Do you know if this has a combinatorial meaning? Maybe we can arrive at 1/i directly from some linearity of expectation argument?
Okay, so imagine that we have a chip at $$$(n, m)$$$, and every second we randomly move it left or down, decreasing some coordinate somehow to stay positive (this is essentially what happens in the problem). If $$$a < n$$$ and $$$b < m$$$ are two positive integers, and we look at the coordinates $$$(x, y)$$$ of the chip during the operations, then eventually one of the following happens: $$$x \leq a$$$ or $$$y \leq b$$$. In other words, we arrive at one of the rectangles $$$A$$$ and $$$B$$$ on the figure below.
Now, while this didn't happen, on each operation, if $$$s$$$ is the number of possible jumps, the probability to jump to $$$A$$$ right now is $$$a / s$$$, to jump to $$$B$$$ is $$$b / s$$$, and to stay outside them is some other number.

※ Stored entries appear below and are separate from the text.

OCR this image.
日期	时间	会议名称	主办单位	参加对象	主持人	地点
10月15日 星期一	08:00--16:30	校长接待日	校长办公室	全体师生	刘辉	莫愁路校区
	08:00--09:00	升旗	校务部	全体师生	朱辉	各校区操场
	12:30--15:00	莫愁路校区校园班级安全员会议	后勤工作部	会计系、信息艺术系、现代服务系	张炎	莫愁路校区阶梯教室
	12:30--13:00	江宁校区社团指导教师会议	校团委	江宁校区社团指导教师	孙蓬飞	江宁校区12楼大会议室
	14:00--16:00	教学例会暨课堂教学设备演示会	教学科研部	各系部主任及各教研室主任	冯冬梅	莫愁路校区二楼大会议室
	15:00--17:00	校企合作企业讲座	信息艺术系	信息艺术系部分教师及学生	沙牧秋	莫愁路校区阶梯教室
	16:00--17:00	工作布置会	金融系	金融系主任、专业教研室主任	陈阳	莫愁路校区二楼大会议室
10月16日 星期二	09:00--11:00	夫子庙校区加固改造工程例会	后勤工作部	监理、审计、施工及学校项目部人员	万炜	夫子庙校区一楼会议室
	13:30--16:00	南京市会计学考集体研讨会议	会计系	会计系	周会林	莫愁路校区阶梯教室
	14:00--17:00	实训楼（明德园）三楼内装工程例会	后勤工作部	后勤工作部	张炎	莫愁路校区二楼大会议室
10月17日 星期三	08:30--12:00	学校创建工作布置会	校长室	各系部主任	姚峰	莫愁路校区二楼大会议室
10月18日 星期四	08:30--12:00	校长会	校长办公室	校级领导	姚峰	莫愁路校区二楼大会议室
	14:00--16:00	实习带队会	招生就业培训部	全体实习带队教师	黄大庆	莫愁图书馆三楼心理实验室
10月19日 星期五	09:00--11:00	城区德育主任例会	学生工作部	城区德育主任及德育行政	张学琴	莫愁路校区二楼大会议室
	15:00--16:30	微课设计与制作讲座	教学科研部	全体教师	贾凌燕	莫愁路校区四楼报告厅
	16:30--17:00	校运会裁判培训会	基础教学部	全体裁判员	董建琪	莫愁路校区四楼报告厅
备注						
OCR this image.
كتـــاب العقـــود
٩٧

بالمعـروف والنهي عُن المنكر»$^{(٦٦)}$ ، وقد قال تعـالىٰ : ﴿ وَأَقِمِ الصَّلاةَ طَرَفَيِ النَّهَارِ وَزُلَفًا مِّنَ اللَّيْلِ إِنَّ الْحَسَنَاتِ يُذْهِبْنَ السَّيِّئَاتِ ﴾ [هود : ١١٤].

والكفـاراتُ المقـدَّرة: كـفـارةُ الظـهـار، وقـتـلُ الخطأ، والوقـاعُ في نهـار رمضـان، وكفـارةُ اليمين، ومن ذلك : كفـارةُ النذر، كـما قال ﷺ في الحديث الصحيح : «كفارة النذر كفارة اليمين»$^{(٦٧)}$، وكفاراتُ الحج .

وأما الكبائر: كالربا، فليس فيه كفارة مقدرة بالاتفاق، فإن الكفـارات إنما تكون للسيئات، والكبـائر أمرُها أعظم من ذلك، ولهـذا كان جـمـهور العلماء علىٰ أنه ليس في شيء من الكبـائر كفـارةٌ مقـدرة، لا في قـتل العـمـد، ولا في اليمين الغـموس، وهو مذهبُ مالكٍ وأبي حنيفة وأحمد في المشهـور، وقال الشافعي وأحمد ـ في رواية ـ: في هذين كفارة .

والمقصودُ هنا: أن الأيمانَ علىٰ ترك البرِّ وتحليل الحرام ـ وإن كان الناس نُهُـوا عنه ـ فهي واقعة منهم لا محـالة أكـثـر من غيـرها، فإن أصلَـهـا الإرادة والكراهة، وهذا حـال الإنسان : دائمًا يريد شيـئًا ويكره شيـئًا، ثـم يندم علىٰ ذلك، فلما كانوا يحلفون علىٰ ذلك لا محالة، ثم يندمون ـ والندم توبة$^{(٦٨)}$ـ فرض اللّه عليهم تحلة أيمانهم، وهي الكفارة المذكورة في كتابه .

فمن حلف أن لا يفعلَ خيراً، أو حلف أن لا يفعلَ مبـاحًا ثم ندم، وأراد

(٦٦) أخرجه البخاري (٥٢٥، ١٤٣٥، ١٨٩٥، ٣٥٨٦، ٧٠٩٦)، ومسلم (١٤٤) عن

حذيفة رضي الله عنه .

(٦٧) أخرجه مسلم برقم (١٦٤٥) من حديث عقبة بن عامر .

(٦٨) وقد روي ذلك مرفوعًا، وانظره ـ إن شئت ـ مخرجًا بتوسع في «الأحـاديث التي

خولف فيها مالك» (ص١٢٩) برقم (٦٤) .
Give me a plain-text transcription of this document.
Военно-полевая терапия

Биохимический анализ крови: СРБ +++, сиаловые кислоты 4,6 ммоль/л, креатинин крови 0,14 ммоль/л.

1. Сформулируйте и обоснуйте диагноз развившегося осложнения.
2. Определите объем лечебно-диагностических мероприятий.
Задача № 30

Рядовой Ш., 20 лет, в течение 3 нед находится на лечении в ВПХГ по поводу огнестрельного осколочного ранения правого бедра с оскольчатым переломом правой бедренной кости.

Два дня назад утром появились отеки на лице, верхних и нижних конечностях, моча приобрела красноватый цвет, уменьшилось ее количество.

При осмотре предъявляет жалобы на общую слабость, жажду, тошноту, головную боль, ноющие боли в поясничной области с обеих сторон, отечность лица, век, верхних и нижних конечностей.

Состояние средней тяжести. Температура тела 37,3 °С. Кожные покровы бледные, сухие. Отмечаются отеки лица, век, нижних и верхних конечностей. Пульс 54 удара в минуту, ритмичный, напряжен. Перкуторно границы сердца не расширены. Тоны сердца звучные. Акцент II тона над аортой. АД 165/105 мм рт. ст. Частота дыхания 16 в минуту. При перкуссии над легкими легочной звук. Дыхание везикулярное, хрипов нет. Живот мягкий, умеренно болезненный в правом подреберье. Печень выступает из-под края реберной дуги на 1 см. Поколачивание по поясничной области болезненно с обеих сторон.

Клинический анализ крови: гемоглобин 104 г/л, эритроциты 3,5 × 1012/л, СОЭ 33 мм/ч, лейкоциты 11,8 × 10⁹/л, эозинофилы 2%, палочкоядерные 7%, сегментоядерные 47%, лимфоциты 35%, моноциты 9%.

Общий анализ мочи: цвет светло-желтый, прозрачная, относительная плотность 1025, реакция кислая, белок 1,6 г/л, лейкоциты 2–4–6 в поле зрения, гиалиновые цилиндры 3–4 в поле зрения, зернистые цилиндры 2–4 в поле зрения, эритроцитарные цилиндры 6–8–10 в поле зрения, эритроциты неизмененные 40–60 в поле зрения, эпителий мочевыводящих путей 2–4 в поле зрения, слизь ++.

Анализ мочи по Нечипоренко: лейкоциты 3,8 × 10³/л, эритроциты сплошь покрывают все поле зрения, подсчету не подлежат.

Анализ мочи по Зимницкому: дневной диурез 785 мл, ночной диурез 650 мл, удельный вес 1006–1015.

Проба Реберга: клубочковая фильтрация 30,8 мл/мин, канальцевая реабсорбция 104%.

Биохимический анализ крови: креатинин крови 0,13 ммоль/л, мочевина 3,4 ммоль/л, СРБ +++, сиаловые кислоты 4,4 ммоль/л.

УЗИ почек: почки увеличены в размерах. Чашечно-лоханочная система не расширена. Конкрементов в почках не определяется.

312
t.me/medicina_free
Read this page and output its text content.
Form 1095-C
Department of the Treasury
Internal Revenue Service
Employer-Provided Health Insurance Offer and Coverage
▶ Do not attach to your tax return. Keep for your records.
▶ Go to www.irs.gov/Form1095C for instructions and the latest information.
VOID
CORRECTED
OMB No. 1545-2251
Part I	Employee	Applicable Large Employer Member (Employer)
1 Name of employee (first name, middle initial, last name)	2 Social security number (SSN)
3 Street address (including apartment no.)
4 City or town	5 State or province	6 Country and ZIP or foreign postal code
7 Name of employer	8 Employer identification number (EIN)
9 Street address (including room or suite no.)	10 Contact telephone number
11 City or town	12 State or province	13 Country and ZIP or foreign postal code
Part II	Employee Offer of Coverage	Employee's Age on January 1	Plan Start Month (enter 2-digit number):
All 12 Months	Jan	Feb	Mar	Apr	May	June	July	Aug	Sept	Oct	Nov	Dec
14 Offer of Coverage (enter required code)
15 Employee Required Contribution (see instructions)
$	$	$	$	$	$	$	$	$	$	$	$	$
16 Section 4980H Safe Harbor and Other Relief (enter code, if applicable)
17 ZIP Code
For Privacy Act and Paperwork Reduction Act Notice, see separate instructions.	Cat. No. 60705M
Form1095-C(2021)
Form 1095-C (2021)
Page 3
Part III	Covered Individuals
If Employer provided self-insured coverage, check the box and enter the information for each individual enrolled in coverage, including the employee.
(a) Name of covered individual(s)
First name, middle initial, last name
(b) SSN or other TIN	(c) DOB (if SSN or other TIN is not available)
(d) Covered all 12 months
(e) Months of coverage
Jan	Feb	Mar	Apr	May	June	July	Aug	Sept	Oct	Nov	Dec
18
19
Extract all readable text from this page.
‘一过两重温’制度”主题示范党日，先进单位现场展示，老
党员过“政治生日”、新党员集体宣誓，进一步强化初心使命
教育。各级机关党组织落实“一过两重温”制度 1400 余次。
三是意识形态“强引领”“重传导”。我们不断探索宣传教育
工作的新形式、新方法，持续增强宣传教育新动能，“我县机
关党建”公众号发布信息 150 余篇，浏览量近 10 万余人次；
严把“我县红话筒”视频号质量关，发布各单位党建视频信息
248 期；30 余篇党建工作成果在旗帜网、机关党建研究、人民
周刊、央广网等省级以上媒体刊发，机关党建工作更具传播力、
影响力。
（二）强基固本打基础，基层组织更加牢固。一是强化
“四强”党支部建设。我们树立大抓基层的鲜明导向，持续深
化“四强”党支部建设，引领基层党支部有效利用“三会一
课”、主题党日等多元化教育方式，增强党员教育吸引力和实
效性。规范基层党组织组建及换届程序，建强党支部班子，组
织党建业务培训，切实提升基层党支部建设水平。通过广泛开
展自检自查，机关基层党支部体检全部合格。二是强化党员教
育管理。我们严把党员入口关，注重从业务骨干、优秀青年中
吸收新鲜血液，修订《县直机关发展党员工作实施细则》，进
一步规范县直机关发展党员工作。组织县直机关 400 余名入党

In any case, these two probabilities are always in $$$a:b$$$ proportion, therefore the probability that we arrive at $$$A$$$ before $$$B$$$ is $$$a / (a + b)$$$ (exercise for the reader, but should be intuitively obvious).
Then, provided that we ended up in $$$A$$$, the probability that we are at its right border is the probability that the last jump was at this exact point chosen from $$$a$$$ possible points given from the premise, which is $$$1/a$$$. Thus, the probability that we ever were on the right border of $$$A$$$ is clearly the probability that the first point from $$$A\cup B$$$ that we entered was on the right border of $$$A$$$, which is (the probability that we entered $$$A$$$ and not $$$B$$$) times (the probability that on the last jump we picked this point among $$$a-1$$$ others) $$$= a/(a+b)\cdot 1/a = 1/(a+b)$$$.
Is this what you are asking?
Actually, you could even say that while the chip still can reach the required border, there are three options:
to reach it with probability $$$1/s$$$,
to go somewhere where we can no longer win from, with probability $$$(a + b - 1) / s$$$,
to continue from some other place.
Again, since the first two options are the only ones that stop the process, and since their probabilities ratio is $$$1 : (a+b-1)$$$, then the answer is $$$1/(a+b)$$$.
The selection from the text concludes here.